O Eng. Valderci Malagosini Machado, diretor técnico da Blocos e Lajes Itaim, elucida que, entre os sistemas de laje disponíveis no mercado nacional, a laje nervurada treliçada mantém posição de ampla predominância nas obras residenciais brasileiras, e há razões técnicas e econômicas sólidas para isso. Nos últimos anos, surgiram alternativas industrializadas que prometem maior velocidade de execução ou menor peso próprio, mas nenhuma delas conseguiu substituir de forma generalizada o desempenho consolidado desse sistema em edificações de até cinco pavimentos. Compreender os fundamentos dessa tecnologia ajuda construtores e projetistas a aproveitá-la com maior precisão e resultado.
A laje nervurada treliçada é formada pela associação de vigotas pré-moldadas, que contêm a treliça de aço e o concreto de base, com elementos de enchimento e uma capa de concreto concretada in loco. A treliça metálica cumpre duas funções simultâneas: garante a rigidez da vigota durante o transporte e a montagem e atua como armadura de ligação entre a vigota e a capa de compressão, formando uma peça composta com comportamento estrutural eficiente. Esse princípio construtivo, desenvolvido e aprimorado ao longo de décadas, explica a durabilidade e a confiabilidade do sistema em diferentes contextos de obra.

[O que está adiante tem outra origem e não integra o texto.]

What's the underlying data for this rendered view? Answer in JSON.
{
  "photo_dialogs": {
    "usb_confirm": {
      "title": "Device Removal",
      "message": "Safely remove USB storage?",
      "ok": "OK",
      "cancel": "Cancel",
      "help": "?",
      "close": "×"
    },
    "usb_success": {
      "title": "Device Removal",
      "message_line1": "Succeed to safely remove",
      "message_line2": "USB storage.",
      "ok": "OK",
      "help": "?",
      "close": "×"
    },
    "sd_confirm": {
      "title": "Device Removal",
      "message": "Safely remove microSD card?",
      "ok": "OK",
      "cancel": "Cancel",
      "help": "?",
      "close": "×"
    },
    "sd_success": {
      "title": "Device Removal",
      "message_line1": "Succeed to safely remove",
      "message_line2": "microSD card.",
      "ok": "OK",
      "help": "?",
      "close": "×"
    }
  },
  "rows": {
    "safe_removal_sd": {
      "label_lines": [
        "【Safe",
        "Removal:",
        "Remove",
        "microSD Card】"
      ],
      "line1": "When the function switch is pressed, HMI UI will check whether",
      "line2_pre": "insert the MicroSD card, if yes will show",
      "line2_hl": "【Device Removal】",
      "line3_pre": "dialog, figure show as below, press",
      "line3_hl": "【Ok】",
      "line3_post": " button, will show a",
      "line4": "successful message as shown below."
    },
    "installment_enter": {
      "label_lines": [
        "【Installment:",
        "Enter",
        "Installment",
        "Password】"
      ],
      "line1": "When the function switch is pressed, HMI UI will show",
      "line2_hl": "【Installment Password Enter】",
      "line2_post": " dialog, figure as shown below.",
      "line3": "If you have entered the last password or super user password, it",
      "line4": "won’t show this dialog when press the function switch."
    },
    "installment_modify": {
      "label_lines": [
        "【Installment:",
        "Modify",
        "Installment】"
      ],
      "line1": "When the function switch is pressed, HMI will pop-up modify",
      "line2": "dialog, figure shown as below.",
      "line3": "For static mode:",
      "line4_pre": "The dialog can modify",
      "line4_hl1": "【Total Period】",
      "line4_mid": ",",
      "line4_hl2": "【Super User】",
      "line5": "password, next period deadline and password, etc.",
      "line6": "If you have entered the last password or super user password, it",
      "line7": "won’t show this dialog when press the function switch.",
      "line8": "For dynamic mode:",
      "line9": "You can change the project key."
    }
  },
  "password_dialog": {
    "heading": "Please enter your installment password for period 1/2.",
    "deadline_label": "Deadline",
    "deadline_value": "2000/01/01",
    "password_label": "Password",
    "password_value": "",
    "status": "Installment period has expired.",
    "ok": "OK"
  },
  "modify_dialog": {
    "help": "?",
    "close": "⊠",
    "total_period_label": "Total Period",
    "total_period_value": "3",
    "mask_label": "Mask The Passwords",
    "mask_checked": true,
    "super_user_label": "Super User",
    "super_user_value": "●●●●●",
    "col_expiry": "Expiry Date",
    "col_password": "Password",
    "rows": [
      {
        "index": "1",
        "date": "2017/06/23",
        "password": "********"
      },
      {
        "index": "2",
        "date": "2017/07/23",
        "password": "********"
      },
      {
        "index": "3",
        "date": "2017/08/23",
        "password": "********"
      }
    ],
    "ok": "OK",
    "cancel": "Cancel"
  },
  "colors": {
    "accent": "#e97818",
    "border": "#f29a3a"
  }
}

Vantagens que sustentam a preferência do mercado
A combinação de custo acessível, facilidade de execução e bom desempenho estrutural é o que mantém a laje nervurada treliçada como primeira escolha em grande parte das obras residenciais. Conforme informa o Eng. Valderci Malagosini Machado, diretor técnico da Blocos e Lajes Itaim, o sistema dispensa o uso de formas convencionais de madeira em toda a extensão da laje, reduzindo o consumo desse material e simplificando o processo de escoramento. As vigotas e os elementos de enchimento podem ser adquiridos de fabricantes locais, o que facilita a logística de entrega e reduz os custos de frete em comparação com sistemas industrializados de maior complexidade.
Do ponto de vista do desempenho, a laje nervurada treliçada oferece boa capacidade portante para os carregamentos típicos de edificações residenciais, resistência satisfatória à deformação sob carga e compatibilidade com sistemas de instalações elétricas e hidráulicas embutidas. A versatilidade do sistema permite sua aplicação em lajes de cobertura, lajes entre pavimentos e lajes de forro, adaptando-se às diferentes demandas de cada projeto sem exigir mudanças significativas no processo executivo.

Erros comuns na execução e como evitá-los
Apesar da consolidação do sistema, erros de execução ainda comprometem o desempenho de lajes nervuradas treliçadas em muitas obras. De acordo com o Eng. Valderci Malagosini Machado, diretor técnico da Blocos e Lajes Itaim, os problemas mais recorrentes incluem o espaçamento incorreto entre os pontaletes de escoramento, a concretagem da capa com espessura abaixo do especificado em projeto, a ausência de armadura de distribuição transversal e o desencaixe das vigotas durante a concretagem por falta de travamento adequado. Cada um desses erros pode gerar fissuras, deformações excessivas ou redução da capacidade de carga da laje ao longo do tempo.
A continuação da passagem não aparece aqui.